8. Deploy tools to help manage data quality -- no money, no problem
Numerous data quality software tools are available to assist you in your data quality analysis and data cleansing efforts, including commercial products from Ataccama, IBM, Informatica, Oracle, Precisely, SAP, SAS, Talend, Tibco Software and many other vendors. Resources like the user reviews on Gartner's Peer Insights platform can help you compare the competing product offerings.
Don't have enough funds to invest in data quality tools, as well as data governance software and MDM products? That's certainly a challenge, but not an excuse. If the organizational desire is there, you can still create a robust, proactive data quality improvement program. I've reviewed several startup ones that used a patchwork of documents, procedures, process libraries and open source technologies. Several open source data quality tools can be downloaded and used for free, such as DataCleaner, OpenRefine, osDQ and Talend's community edition.
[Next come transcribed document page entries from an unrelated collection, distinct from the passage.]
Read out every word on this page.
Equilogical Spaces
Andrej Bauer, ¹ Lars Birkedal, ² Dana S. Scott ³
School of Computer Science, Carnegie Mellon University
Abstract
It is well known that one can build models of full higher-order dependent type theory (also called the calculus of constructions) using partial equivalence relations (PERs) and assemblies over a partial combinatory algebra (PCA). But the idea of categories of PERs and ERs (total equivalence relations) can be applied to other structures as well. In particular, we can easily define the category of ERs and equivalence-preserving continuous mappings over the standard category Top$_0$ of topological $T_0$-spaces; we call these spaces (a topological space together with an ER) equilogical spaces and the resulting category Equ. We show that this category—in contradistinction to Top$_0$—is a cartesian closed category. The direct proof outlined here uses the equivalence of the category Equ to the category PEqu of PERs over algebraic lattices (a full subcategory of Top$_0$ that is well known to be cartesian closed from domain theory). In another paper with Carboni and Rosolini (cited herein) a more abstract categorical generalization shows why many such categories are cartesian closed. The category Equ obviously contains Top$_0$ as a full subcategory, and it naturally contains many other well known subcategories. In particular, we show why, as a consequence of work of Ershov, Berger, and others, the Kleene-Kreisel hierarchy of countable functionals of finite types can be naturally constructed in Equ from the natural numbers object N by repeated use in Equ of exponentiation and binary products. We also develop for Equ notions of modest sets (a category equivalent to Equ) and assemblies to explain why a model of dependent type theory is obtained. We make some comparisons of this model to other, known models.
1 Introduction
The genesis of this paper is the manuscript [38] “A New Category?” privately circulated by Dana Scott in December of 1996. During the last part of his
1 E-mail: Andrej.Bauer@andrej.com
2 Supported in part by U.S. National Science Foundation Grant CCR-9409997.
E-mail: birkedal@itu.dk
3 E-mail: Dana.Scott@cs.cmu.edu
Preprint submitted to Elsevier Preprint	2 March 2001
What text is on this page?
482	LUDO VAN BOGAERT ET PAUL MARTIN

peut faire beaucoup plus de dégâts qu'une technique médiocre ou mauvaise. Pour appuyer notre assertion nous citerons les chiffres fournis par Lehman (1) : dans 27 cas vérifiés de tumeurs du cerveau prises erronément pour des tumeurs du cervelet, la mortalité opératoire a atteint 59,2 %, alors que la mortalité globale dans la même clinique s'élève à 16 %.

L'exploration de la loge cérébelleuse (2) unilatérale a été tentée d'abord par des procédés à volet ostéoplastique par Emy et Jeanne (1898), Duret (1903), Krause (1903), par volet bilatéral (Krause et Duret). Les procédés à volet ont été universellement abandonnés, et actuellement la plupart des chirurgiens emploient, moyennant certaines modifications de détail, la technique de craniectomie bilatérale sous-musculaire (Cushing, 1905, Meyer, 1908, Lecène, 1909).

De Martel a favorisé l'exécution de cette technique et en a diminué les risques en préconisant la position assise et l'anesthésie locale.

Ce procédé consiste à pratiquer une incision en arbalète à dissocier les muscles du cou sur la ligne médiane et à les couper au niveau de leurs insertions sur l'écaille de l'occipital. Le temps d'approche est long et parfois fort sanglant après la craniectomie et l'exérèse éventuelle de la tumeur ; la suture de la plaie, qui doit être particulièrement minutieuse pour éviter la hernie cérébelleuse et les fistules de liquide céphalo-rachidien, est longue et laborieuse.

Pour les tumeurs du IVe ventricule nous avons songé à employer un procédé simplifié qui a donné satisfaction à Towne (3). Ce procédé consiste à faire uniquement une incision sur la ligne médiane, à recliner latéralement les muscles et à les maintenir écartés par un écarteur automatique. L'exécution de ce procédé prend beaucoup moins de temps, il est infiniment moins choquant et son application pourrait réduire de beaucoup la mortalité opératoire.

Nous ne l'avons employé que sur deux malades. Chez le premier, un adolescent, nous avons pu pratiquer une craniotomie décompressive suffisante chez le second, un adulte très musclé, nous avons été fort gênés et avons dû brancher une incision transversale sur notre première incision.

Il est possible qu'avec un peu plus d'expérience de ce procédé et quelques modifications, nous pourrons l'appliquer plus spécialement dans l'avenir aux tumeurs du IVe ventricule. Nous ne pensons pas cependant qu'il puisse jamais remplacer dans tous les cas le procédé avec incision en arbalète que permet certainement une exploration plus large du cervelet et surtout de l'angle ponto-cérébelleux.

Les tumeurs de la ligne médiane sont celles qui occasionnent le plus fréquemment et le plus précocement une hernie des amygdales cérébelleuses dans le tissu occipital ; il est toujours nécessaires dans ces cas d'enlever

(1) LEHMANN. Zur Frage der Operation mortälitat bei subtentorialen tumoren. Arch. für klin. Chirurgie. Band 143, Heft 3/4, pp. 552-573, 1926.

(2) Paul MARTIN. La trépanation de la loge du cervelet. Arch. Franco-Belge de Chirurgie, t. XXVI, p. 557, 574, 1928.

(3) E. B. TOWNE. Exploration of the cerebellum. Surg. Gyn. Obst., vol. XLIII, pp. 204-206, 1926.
Uses and benefits of high-quality data
When you analyze IT processes at a macro level, you find that regardless of the technologies, applications and other products deployed, there's one commonality to all successful computing environments: high-quality data. On the other hand, bad data adds both IT and business costs, especially when data quality issues aren't caught quickly.
In 1992, professors George Labovitz and Yu Sang Chang coined the 1-10-100 rule to help visualize the cost impact of quality management shortcomings in general. Applied in a data quality context, the widely cited rule holds that it costs organizations:
- $1 to prevent bad data from occurring;
- $10 to correct bad data that gets created; and
- $100 if they fail to correct bad data.
Labovitz and Chang didn't intend for the rule to be used in specific cost calculations; their intent was to help executives easily understand why a proactive approach to quality management -- including data quality improvement -- is much more cost-effective than dealing with defects after they cause a problem.
In addition to the direct monetary costs associated with poor data quality, other negative effects -- such as loss of customer goodwill, damage to the organization's reputation and flawed business strategies -- are much harder to quantify but no less real.
Organizations should view the cost of a proactive data quality initiative as an investment that leads to better decision-making, improved operational efficiency and stronger customer service. Such benefits give businesses a competitive advantage over rivals that aren't able to act on the insights provided by high-quality data.
Your organization will also benefit from fewer data quality issues and a reduction in firefighting activities. And the good news is that it's never too late to build a successful data quality program.